Ismaël Mostefai, né en 1985 en banlieue parisienne, passe la frontière franco-turque en même temps que Samy Amimour. Dès lors tous deux « ne se quitteront plus », estiment les enquêteurs.

Contrairement à Samy Amimour « l’autodidacte », Ismaël Mostefai « baigne lui dans un environnement religieux assez fondamentaliste », explique le commissaire.

Son père dit aux enquêteurs n’avoir remarqué aucun signe de radicalité, « mais c’est à mettre en perspective »: à la maison, les hommes et femmes dînaient dans des pièces séparées, note « 209SI ». « Gentil, calme, il pouvait se montrer violent sur les questions religieuses », dit notamment sa petite sœur, à qui il dictait ses tenues.

Fiché S dès 2009 pour son appartenance à la mouvance salafiste de Chartres, il parvient à se rendre en Syrie, un « secret orchestré par l’ensemble de sa famille », qui prétendra qu’il est à Dubaï et aidera sa femme à le rejoindre.

Sur place, probablement grâce à ses connaissances religieuses et sa maîtrise de l’arabe, il devient « chef » d’un groupe de combattants français. Il prendra vraisemblablement aussi la tête du commando du Bataclan, selon « 209SI ».

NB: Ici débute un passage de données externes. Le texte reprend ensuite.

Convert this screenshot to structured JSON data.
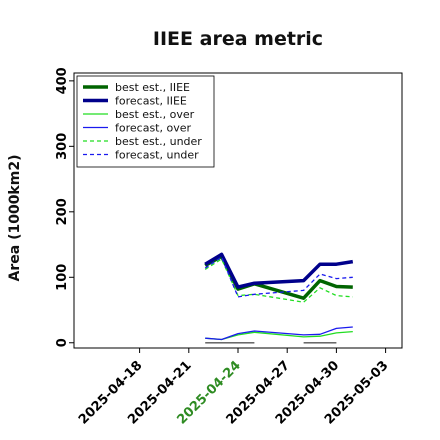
{
  "chart_data": {
    "type": "line",
    "title": "IIEE area metric",
    "ylabel": "Area (1000km2)",
    "xlabel": "",
    "ylim": [
      -8,
      412
    ],
    "xlim": [
      "2025-04-14",
      "2025-05-04"
    ],
    "y_ticks": [
      0,
      100,
      200,
      300,
      400
    ],
    "x_ticks": [
      {
        "date": "2025-04-18",
        "label": "2025-04-18",
        "color": "#000000"
      },
      {
        "date": "2025-04-21",
        "label": "2025-04-21",
        "color": "#000000"
      },
      {
        "date": "2025-04-24",
        "label": "2025-04-24",
        "color": "#2e8b22"
      },
      {
        "date": "2025-04-27",
        "label": "2025-04-27",
        "color": "#000000"
      },
      {
        "date": "2025-04-30",
        "label": "2025-04-30",
        "color": "#000000"
      },
      {
        "date": "2025-05-03",
        "label": "2025-05-03",
        "color": "#000000"
      }
    ],
    "legend_position": "top-left",
    "grid": false,
    "series": [
      {
        "name": "best est., IIEE",
        "color": "#006400",
        "style": "solid",
        "width": 3.5,
        "points": [
          [
            "2025-04-22",
            118
          ],
          [
            "2025-04-23",
            132
          ],
          [
            "2025-04-24",
            82
          ],
          [
            "2025-04-25",
            90
          ],
          [
            "2025-04-28",
            68
          ],
          [
            "2025-04-29",
            95
          ],
          [
            "2025-04-30",
            86
          ],
          [
            "2025-05-01",
            85
          ]
        ]
      },
      {
        "name": "forecast, IIEE",
        "color": "#00008b",
        "style": "solid",
        "width": 3.5,
        "points": [
          [
            "2025-04-22",
            120
          ],
          [
            "2025-04-23",
            135
          ],
          [
            "2025-04-24",
            85
          ],
          [
            "2025-04-25",
            91
          ],
          [
            "2025-04-28",
            95
          ],
          [
            "2025-04-29",
            120
          ],
          [
            "2025-04-30",
            120
          ],
          [
            "2025-05-01",
            124
          ]
        ]
      },
      {
        "name": "best est., over",
        "color": "#22dd22",
        "style": "solid",
        "width": 1.3,
        "points": [
          [
            "2025-04-22",
            7
          ],
          [
            "2025-04-23",
            5
          ],
          [
            "2025-04-24",
            12
          ],
          [
            "2025-04-25",
            16
          ],
          [
            "2025-04-28",
            9
          ],
          [
            "2025-04-29",
            10
          ],
          [
            "2025-04-30",
            15
          ],
          [
            "2025-05-01",
            17
          ]
        ]
      },
      {
        "name": "forecast, over",
        "color": "#1a1aee",
        "style": "solid",
        "width": 1.3,
        "points": [
          [
            "2025-04-22",
            7
          ],
          [
            "2025-04-23",
            5
          ],
          [
            "2025-04-24",
            14
          ],
          [
            "2025-04-25",
            18
          ],
          [
            "2025-04-28",
            12
          ],
          [
            "2025-04-29",
            13
          ],
          [
            "2025-04-30",
            22
          ],
          [
            "2025-05-01",
            24
          ]
        ]
      },
      {
        "name": "best est., under",
        "color": "#22dd22",
        "style": "dashed",
        "width": 1.3,
        "points": [
          [
            "2025-04-22",
            112
          ],
          [
            "2025-04-23",
            128
          ],
          [
            "2025-04-24",
            72
          ],
          [
            "2025-04-25",
            74
          ],
          [
            "2025-04-28",
            62
          ],
          [
            "2025-04-29",
            84
          ],
          [
            "2025-04-30",
            72
          ],
          [
            "2025-05-01",
            70
          ]
        ]
      },
      {
        "name": "forecast, under",
        "color": "#1a1aee",
        "style": "dashed",
        "width": 1.3,
        "points": [
          [
            "2025-04-22",
            114
          ],
          [
            "2025-04-23",
            131
          ],
          [
            "2025-04-24",
            70
          ],
          [
            "2025-04-25",
            74
          ],
          [
            "2025-04-28",
            80
          ],
          [
            "2025-04-29",
            105
          ],
          [
            "2025-04-30",
            98
          ],
          [
            "2025-05-01",
            100
          ]
        ]
      }
    ],
    "extra_lines": [
      {
        "color": "#555555",
        "width": 1.3,
        "points": [
          [
            "2025-04-22",
            0
          ],
          [
            "2025-04-25",
            0
          ]
        ]
      },
      {
        "color": "#555555",
        "width": 1.3,
        "points": [
          [
            "2025-04-28",
            0
          ],
          [
            "2025-04-30",
            0
          ]
        ]
      }
    ]
  }
}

La constitution du « trio opérationnel » est actée par une vidéo de propagande qui sera rendue publique après les attentats, en janvier 2016. Tour à tour, les trois futurs assaillants, à visage découvert, décapitent des prisonniers. « Un pacte de sang », explique le commissaire.

L’audience se poursuit avec le témoignage d’une enquêtrice sur le troisième assaillant, Foued Mohamed Aggad.